Injuries to the face, rib cage and neck aren't common, but can bring severe and devastating consequences.
By Tricia J. Hubbard, MS, ATC
Collisions and football go hand-in-hand. It's an unfortunate combination that creates injuries on high school, collegiate and professional football fields across the country.
Football players sustain approximately 1.2 million injuries per year, estimates show. Injury risks rise with the level of play and age, as athletes get bigger, faster, and stronger and more aggressive.

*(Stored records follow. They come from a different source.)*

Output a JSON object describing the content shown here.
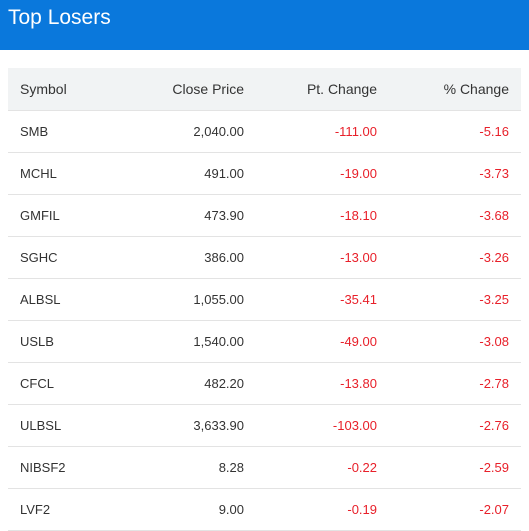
{
  "header": {
    "title": "Top Losers"
  },
  "table": {
    "columns": [
      "Symbol",
      "Close Price",
      "Pt. Change",
      "% Change"
    ],
    "rows": [
      {
        "symbol": "SMB",
        "close": "2,040.00",
        "pt": "-111.00",
        "pct": "-5.16"
      },
      {
        "symbol": "MCHL",
        "close": "491.00",
        "pt": "-19.00",
        "pct": "-3.73"
      },
      {
        "symbol": "GMFIL",
        "close": "473.90",
        "pt": "-18.10",
        "pct": "-3.68"
      },
      {
        "symbol": "SGHC",
        "close": "386.00",
        "pt": "-13.00",
        "pct": "-3.26"
      },
      {
        "symbol": "ALBSL",
        "close": "1,055.00",
        "pt": "-35.41",
        "pct": "-3.25"
      },
      {
        "symbol": "USLB",
        "close": "1,540.00",
        "pt": "-49.00",
        "pct": "-3.08"
      },
      {
        "symbol": "CFCL",
        "close": "482.20",
        "pt": "-13.80",
        "pct": "-2.78"
      },
      {
        "symbol": "ULBSL",
        "close": "3,633.90",
        "pt": "-103.00",
        "pct": "-2.76"
      },
      {
        "symbol": "NIBSF2",
        "close": "8.28",
        "pt": "-0.22",
        "pct": "-2.59"
      },
      {
        "symbol": "LVF2",
        "close": "9.00",
        "pt": "-0.19",
        "pct": "-2.07"
      }
    ]
  },
  "colors": {
    "header_bg": "#0a78dc",
    "negative": "#e8202a",
    "table_head_bg": "#f1f3f4"
  }
}
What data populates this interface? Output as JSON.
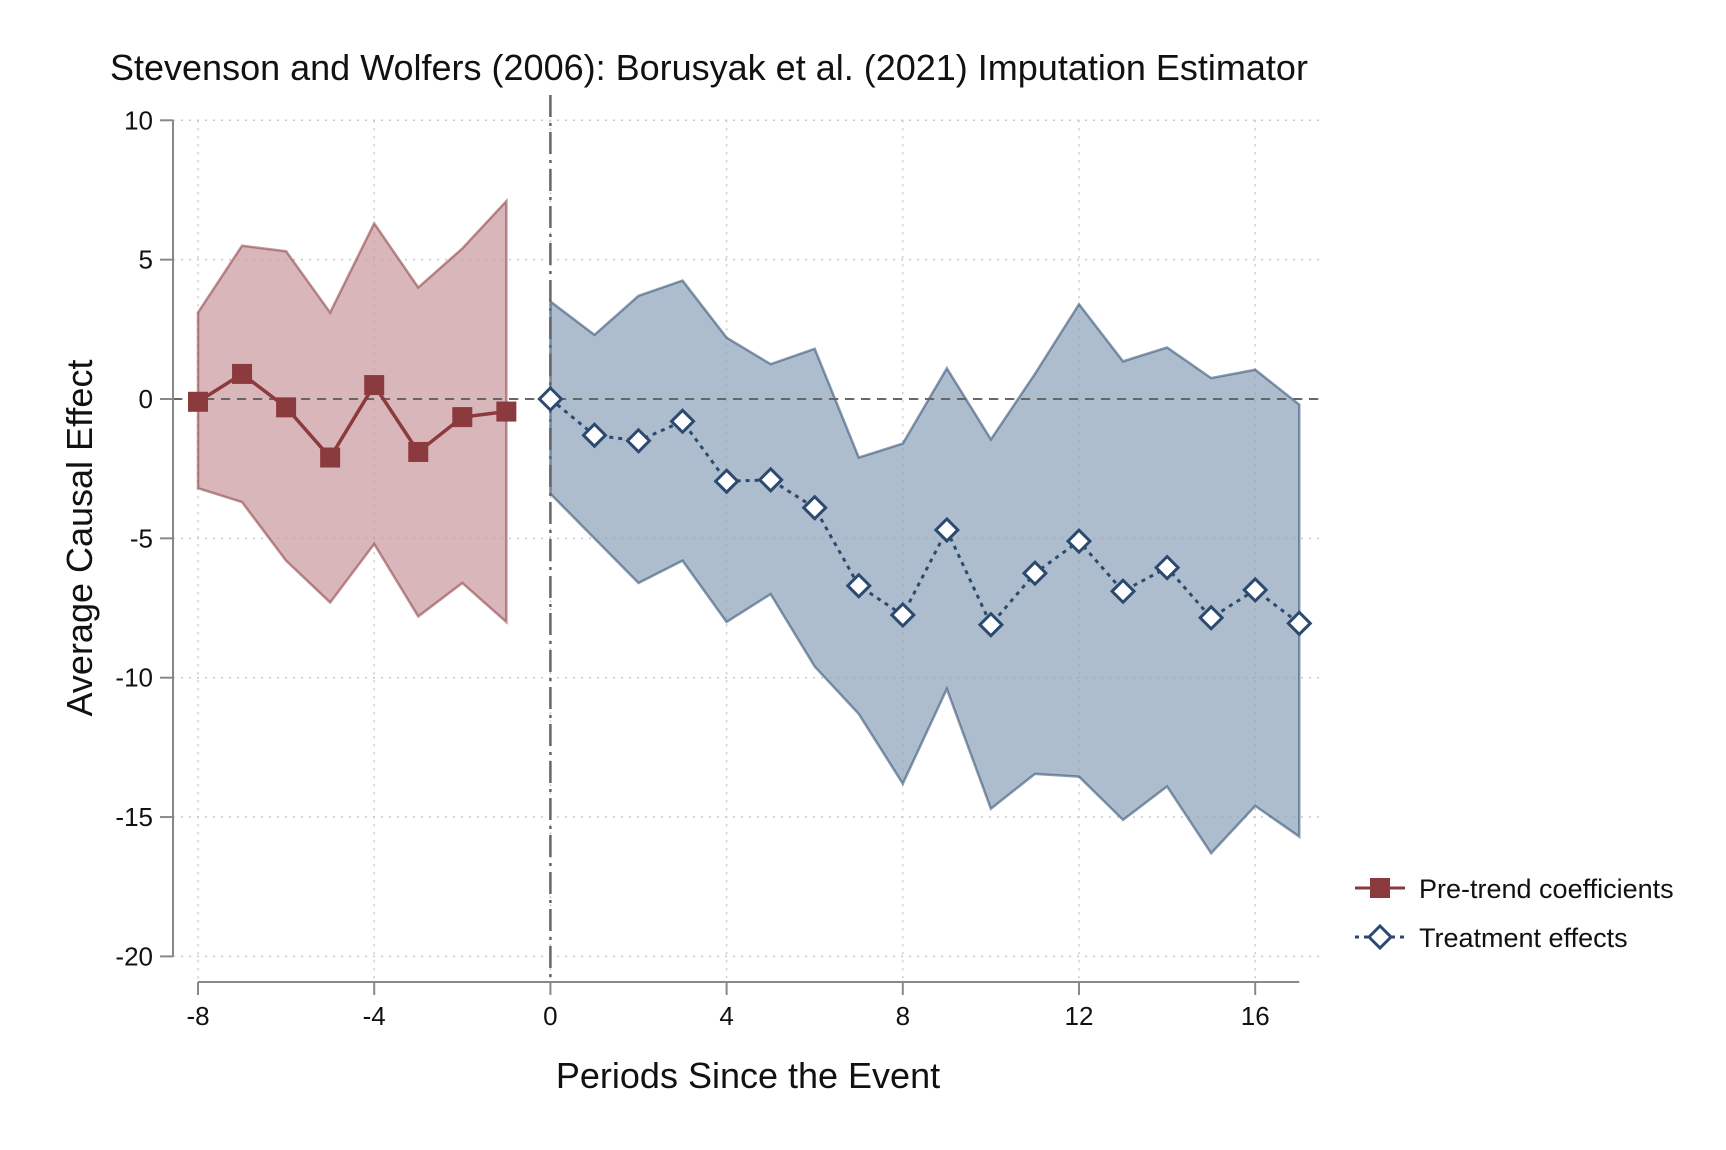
{
  "chart_data": {
    "type": "line",
    "title": "Stevenson and Wolfers (2006): Borusyak et al. (2021) Imputation Estimator",
    "xlabel": "Periods Since the Event",
    "ylabel": "Average Causal Effect",
    "xlim": [
      -8,
      17
    ],
    "ylim": [
      -20,
      10
    ],
    "x_ticks": [
      -8,
      -4,
      0,
      4,
      8,
      12,
      16
    ],
    "y_ticks": [
      10,
      5,
      0,
      -5,
      -10,
      -15,
      -20
    ],
    "x_tick_labels": [
      "-8",
      "-4",
      "0",
      "4",
      "8",
      "12",
      "16"
    ],
    "y_tick_labels": [
      "10",
      "5",
      "0",
      "-5",
      "-10",
      "-15",
      "-20"
    ],
    "grid": true,
    "reference_lines": {
      "y": 0,
      "x": 0
    },
    "legend_position": "right",
    "series": [
      {
        "name": "Pre-trend coefficients",
        "color": "#8b3a3e",
        "band_color": "#c99a9e",
        "marker": "filled-square",
        "line_style": "solid",
        "x": [
          -8,
          -7,
          -6,
          -5,
          -4,
          -3,
          -2,
          -1
        ],
        "y": [
          -0.1,
          0.9,
          -0.3,
          -2.1,
          0.5,
          -1.9,
          -0.65,
          -0.45
        ],
        "ci_upper": [
          3.1,
          5.5,
          5.3,
          3.1,
          6.3,
          4.0,
          5.4,
          7.1
        ],
        "ci_lower": [
          -3.2,
          -3.7,
          -5.8,
          -7.3,
          -5.2,
          -7.8,
          -6.6,
          -8.0
        ]
      },
      {
        "name": "Treatment effects",
        "color": "#2c4a70",
        "band_color": "#8da3ba",
        "marker": "hollow-diamond",
        "line_style": "dotted",
        "x": [
          0,
          1,
          2,
          3,
          4,
          5,
          6,
          7,
          8,
          9,
          10,
          11,
          12,
          13,
          14,
          15,
          16,
          17
        ],
        "y": [
          0.0,
          -1.3,
          -1.5,
          -0.8,
          -2.95,
          -2.9,
          -3.9,
          -6.7,
          -7.75,
          -4.7,
          -8.1,
          -6.25,
          -5.1,
          -6.9,
          -6.05,
          -7.85,
          -6.85,
          -8.05
        ],
        "ci_upper": [
          3.5,
          2.3,
          3.7,
          4.25,
          2.2,
          1.25,
          1.8,
          -2.1,
          -1.6,
          1.1,
          -1.45,
          0.9,
          3.4,
          1.35,
          1.85,
          0.75,
          1.05,
          -0.2
        ],
        "ci_lower": [
          -3.4,
          -5.0,
          -6.6,
          -5.8,
          -8.0,
          -7.0,
          -9.6,
          -11.3,
          -13.8,
          -10.4,
          -14.7,
          -13.45,
          -13.55,
          -15.1,
          -13.9,
          -16.3,
          -14.6,
          -15.7
        ]
      }
    ]
  }
}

The likelihood of sustaining a specific injury in football ranges from 11 percent to 81 percent. The knees, ankles and shoulders are especially vulnerable, and these areas account for almost half of all injuries.
Face, Rib Cage and Neck
While bone-rattling hits create plenty of knee, ankle and shoulder injuries, other less prominent parts of the body can be affected as well, such as the face, rib cage and neck. The consequences can be just as severe and damaging.
The foot, face and chest are on the opposite end of the spectrum, and constitute between 1 percent and 4 percent of injuries. Although the percentage of injury is low, the implications can be serious. As sports medicine clinicians, you might not see these traumas every day, but you should be prepared to manage them.
•Facial injuries. Most facial injuries are minor. However, players occasionally sustain facial fractures from blunt trauma during play.
Fractures can include more serious injuries to the zygoma, or orbit, which can cause greater disability. The most common mechanism of injury is a digital poke to the eye. Linemen are more likely to sustain these injuries because offensive and defensive players engage in contact on every play; using the hands allows players to be more effective.